Durch den Klimawandel schmilzt der vormals ewige Eispanzer Grönlands und die Bodenschätze werden besser erreichbar. Doch eine Ölpest in arktischen Gewässern wäre noch katastrophaler als in warmen. Doch vor der Westküste Grönlands beginnen schon die Probebohrungen.

    Der Klimawandel bringt die Dinge in Fluss. Vor der berühmten Diskobucht im Westen Grönlands sucht das britische Unternehmen Cairn Energy nach Öl und Gas. 300 bis 500 Meter ist das Meer hier tief, die Bohrmeißel der Förderplattform "Stena Don" bohren sich in ein Reservoir in rund 4000 Metern Tiefe. Die Briten sind nicht die einzigen Investoren, sagt Jørn Skov Nielsen, Leiter des Rohstoffdirektorats der grönländischen Selbstverwaltung in der Inselhauptstadt Nuuk.

    "Grönland hat eine überaus spannende Geologie, viele Milliarden Jahre alt. Hier gibt es Mineralien und Metalle, aber auch Lagerstätten von Öl und Gas. In den letzten beiden Jahren waren alle großen Spieler der Branche hier bei uns in Grönland engagiert: Konzerne wie Exxon und Chevron, Hoskie in Kanada und Dong aus Dänemark."

    Ein Fünftel der noch unentdeckten Vorkommen an fossilen Energieträgern könnten sich nördlich des Polarkreises verbergen, schätzt der Geologische Dienst der USA.
    Im August will man in Nuuk weitere Lizenzen vergeben, mit geschätzten sieben Milliarden Tonnen Öl, Gas und Kondensat kalkulieren die Konzerne.
    Die 56.000 Bewohner der Polarinsel erhoffen sich vom Petroboom die wirtschaftliche Unabhängigkeit vom einstigen Mutterland Dänemark. Doch das Bildungsniveau vieler Grönländer ist gering, Fachkräfte werden händeringend gesucht. Den Sprung in die Moderne werden Inuit nicht alleine schaffen, sagt Regierungschef Kuupik Kleist.

    Der Sozialist verdankt seinen überwältigenden Wahlsieg im Vorjahr auch der Verbitterung der Grönländer über die immer gleichen Skandale um Korruption, Selbstbedienung und Mauscheleien der Altvorderen mit ausländischen Investoren.

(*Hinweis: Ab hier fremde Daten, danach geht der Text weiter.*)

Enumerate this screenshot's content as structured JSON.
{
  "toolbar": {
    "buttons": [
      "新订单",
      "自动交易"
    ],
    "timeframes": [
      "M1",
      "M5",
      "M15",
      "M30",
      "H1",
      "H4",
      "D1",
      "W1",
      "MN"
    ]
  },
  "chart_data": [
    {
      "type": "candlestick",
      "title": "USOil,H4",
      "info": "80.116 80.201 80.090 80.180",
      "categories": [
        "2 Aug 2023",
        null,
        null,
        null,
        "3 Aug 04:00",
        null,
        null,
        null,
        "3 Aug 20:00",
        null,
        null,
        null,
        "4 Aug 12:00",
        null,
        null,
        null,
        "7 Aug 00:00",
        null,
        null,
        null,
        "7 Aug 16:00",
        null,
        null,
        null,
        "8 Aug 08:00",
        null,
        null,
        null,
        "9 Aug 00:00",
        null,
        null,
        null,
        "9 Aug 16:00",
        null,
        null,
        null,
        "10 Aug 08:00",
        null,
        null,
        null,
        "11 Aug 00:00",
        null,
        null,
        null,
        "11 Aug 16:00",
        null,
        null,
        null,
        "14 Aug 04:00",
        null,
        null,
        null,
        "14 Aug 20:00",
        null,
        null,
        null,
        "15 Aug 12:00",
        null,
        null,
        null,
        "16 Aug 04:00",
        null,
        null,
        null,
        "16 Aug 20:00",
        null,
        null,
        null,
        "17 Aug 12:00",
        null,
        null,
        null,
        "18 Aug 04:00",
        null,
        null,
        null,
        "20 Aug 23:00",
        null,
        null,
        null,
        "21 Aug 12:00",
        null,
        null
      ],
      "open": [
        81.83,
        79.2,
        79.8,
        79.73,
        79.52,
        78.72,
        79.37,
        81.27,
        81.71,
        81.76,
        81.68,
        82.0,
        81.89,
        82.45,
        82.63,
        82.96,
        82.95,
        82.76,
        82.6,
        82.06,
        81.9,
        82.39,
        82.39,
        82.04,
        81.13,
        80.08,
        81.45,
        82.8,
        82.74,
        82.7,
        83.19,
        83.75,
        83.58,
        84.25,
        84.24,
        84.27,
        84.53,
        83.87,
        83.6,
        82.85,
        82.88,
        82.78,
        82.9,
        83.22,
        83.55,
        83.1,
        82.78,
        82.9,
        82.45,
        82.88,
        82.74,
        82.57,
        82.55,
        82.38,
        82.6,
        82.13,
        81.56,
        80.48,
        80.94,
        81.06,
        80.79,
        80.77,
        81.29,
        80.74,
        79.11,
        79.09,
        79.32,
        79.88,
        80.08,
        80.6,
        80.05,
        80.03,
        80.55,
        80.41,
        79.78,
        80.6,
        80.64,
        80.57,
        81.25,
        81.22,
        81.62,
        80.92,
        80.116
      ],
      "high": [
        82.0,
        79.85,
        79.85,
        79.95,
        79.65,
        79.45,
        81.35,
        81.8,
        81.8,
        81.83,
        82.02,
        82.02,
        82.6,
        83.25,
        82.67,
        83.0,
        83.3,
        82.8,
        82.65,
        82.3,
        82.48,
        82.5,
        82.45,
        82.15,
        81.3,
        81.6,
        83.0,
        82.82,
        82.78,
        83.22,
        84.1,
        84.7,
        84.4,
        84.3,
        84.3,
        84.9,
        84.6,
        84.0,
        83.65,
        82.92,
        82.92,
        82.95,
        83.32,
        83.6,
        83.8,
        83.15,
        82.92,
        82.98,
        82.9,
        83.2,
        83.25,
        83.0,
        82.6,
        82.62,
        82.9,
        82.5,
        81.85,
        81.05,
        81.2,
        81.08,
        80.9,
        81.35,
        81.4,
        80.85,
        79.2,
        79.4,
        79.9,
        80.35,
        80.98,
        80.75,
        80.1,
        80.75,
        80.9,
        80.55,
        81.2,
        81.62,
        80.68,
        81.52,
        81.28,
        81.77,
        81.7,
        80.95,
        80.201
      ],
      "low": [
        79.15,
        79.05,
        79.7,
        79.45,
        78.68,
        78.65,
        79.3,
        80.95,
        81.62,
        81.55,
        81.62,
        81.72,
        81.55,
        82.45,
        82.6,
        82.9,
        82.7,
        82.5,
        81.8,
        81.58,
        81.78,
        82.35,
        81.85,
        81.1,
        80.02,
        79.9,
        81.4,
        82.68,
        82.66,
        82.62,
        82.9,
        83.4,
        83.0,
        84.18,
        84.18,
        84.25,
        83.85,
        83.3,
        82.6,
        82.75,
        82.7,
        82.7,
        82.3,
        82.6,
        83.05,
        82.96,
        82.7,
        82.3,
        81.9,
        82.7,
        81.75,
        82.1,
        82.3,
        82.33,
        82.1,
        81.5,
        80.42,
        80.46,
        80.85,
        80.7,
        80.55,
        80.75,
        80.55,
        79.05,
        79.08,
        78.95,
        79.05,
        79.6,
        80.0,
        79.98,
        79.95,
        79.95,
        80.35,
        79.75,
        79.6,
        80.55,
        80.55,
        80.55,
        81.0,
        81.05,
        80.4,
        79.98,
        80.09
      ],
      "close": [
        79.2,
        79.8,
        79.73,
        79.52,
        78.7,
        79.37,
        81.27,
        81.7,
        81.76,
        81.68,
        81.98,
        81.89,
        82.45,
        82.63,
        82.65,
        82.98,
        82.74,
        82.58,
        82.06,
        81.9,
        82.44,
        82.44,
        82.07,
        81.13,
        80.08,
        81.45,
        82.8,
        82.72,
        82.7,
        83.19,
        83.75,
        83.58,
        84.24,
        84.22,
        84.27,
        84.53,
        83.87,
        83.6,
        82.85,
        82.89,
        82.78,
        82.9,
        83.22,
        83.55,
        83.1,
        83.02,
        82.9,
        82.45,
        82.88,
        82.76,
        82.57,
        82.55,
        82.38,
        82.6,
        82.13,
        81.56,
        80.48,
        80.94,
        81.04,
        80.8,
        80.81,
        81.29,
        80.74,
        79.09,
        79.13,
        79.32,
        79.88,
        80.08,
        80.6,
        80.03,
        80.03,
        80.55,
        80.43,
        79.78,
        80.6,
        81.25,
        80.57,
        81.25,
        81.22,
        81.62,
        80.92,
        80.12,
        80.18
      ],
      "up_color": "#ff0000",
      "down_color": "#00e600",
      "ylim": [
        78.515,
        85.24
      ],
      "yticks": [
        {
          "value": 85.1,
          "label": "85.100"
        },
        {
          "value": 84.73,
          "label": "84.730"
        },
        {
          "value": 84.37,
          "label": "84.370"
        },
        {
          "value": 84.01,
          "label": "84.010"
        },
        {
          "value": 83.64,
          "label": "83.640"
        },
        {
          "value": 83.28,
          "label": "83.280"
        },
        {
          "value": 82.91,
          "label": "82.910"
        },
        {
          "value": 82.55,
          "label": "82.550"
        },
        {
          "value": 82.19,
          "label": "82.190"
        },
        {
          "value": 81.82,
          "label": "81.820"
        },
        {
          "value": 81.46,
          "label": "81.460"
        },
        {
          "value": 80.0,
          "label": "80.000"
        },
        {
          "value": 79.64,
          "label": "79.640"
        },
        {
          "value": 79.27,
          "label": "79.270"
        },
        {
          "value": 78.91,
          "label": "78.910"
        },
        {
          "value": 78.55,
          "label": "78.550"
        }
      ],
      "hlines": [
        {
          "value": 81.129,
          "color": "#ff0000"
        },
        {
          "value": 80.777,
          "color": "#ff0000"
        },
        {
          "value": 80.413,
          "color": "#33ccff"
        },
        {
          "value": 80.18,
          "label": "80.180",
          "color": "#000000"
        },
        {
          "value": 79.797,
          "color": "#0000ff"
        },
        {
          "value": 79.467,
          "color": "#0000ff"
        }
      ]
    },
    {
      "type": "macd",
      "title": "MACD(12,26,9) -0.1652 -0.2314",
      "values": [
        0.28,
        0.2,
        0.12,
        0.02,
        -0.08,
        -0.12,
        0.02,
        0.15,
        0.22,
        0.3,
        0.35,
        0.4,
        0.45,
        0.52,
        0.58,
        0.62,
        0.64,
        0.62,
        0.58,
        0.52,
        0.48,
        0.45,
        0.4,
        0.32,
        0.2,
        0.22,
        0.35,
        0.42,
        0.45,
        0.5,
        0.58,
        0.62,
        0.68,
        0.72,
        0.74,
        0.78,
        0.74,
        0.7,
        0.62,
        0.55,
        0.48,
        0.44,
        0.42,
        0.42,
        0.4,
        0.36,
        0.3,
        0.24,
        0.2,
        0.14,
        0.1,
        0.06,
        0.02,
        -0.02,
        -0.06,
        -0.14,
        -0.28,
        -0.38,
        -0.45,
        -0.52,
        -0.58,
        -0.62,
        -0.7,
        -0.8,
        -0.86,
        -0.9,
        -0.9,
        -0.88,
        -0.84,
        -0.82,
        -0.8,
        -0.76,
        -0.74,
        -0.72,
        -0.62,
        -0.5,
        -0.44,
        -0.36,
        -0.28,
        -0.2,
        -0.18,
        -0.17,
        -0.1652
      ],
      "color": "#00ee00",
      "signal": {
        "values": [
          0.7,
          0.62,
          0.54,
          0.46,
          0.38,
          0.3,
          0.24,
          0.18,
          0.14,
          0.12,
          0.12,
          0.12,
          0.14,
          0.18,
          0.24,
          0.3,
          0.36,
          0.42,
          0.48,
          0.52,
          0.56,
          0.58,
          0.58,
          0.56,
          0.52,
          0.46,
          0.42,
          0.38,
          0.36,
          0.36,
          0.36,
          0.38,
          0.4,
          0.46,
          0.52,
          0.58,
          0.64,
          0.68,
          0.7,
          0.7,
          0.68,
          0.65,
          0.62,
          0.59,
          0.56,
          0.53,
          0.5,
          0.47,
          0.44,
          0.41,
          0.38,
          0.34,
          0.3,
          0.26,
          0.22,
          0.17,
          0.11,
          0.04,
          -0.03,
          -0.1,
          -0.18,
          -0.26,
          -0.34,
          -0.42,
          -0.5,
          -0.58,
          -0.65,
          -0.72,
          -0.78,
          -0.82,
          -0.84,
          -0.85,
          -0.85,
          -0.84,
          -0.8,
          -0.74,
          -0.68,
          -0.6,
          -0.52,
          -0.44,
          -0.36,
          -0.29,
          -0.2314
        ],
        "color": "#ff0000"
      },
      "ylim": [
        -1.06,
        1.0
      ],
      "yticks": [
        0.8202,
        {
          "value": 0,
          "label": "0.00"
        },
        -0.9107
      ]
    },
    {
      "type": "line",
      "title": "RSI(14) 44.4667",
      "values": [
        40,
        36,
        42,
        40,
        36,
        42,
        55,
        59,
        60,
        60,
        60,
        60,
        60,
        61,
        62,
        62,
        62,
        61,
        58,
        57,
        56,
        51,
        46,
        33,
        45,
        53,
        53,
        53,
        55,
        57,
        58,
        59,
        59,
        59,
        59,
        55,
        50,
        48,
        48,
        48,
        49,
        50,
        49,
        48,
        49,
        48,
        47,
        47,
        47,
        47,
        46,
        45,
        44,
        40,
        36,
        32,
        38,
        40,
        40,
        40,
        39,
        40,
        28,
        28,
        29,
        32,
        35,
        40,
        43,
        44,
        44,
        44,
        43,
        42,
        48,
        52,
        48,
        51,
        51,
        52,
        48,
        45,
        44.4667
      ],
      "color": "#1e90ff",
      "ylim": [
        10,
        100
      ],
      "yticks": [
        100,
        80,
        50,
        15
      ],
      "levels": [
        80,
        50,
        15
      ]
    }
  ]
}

    "Wir können nicht all unsere Hoffnungen auf das Öl gründen. Aber wir haben die berechtigte Hoffnung, dass wir die Gelder in Zukunft gerechter verteilen, gleiche Lebensbedingungen für alle Grönländer erreichen können. Denn heute gibt es enorme Unterschiede in der Gesellschaft. Das ist fast so wie in Indien."

    Cairn Energy versichert, auf alle nur denkbaren Zwischenfälle vorbereitet zu sein. Mit einem zweiten Förderschiff und Schleppern in Bereitschaft sowie Krisenplänen für Entlastungsbohrungen beim gefürchteten Blow out. Was solche Zusicherungen im schlimmsten Fall wert sind, zeigten die apokalyptischen Bilder aus dem Golf von Mexiko, halten Umweltschützer wie Neil Hamilton dagegen. Er leitet das Arktisprogramm der Umweltorganisation WWF.

    "Das Gebiet ist im Winterhalbjahr kaum zugänglich. Eis, Sturm und widrige Wetterverhältnisse würden die Bekämpfung eines Ölteppichs unmöglich machen. In der Kälte funktionieren die Maschinen nicht und die Bindemittel bleiben wirkungslos. Das Öl setzt sich in den Poren unter dem Eis fest. Es tötet Larven und Plankton, die wichtigste Nahrungsgrundlage für viele Fischarten der Arktis."

    Eine Ölpest in den abgelegenen und sensiblen Lebensräumen der Arktis hätte weit schlimmere Ausmaße als die Katastrophe im Golf von Mexiko, da sind sich Forscher und Umweltschützer einig.
    Der WWF fordert daher ein Moratorium für weitere Offshore-Aktivitäten in arktischen Gewässern, solange es weder Notfallpläne noch die nötige Technik für den Krisenfall gibt. Doch der weltweite Energiehunger gepaart mit nationalem Prestige lässt die Sorge um das filigrane Gleichgewicht der Polargebiete verblassen. Einen Schutzvertrag nach Vorbild der Antarktis lehnen die Anrainer entschieden ab. Die Schätze des ewigen Eises sollen unter allen Umständen geborgen werden, dem Menetekel der "Deepwater Horizon" zum Trotz.

    "Die Haltung der Staaten ist glasklar: Sie beanspruchen die Arktis als ihr Hoheitsgebiet. Auch die Ölindustrie will uns einreden, dass die Würfel schon gefallen sind. Aber es gibt auch viele andere Stimmen, die sagen: Lasst uns die Chance nutzen, die letzte große Wildnis unseres Planeten zu bewahren. 30 Millionen Quadratkilometer zu Lande und zu Wasser, ein Lebensraum von unschätzbarem Wert. Und ein Ort, der Millionen Menschen überall auf der Welt am Herzen liegt. Rohstoffe sind wichtig, aber die Politik entscheidet."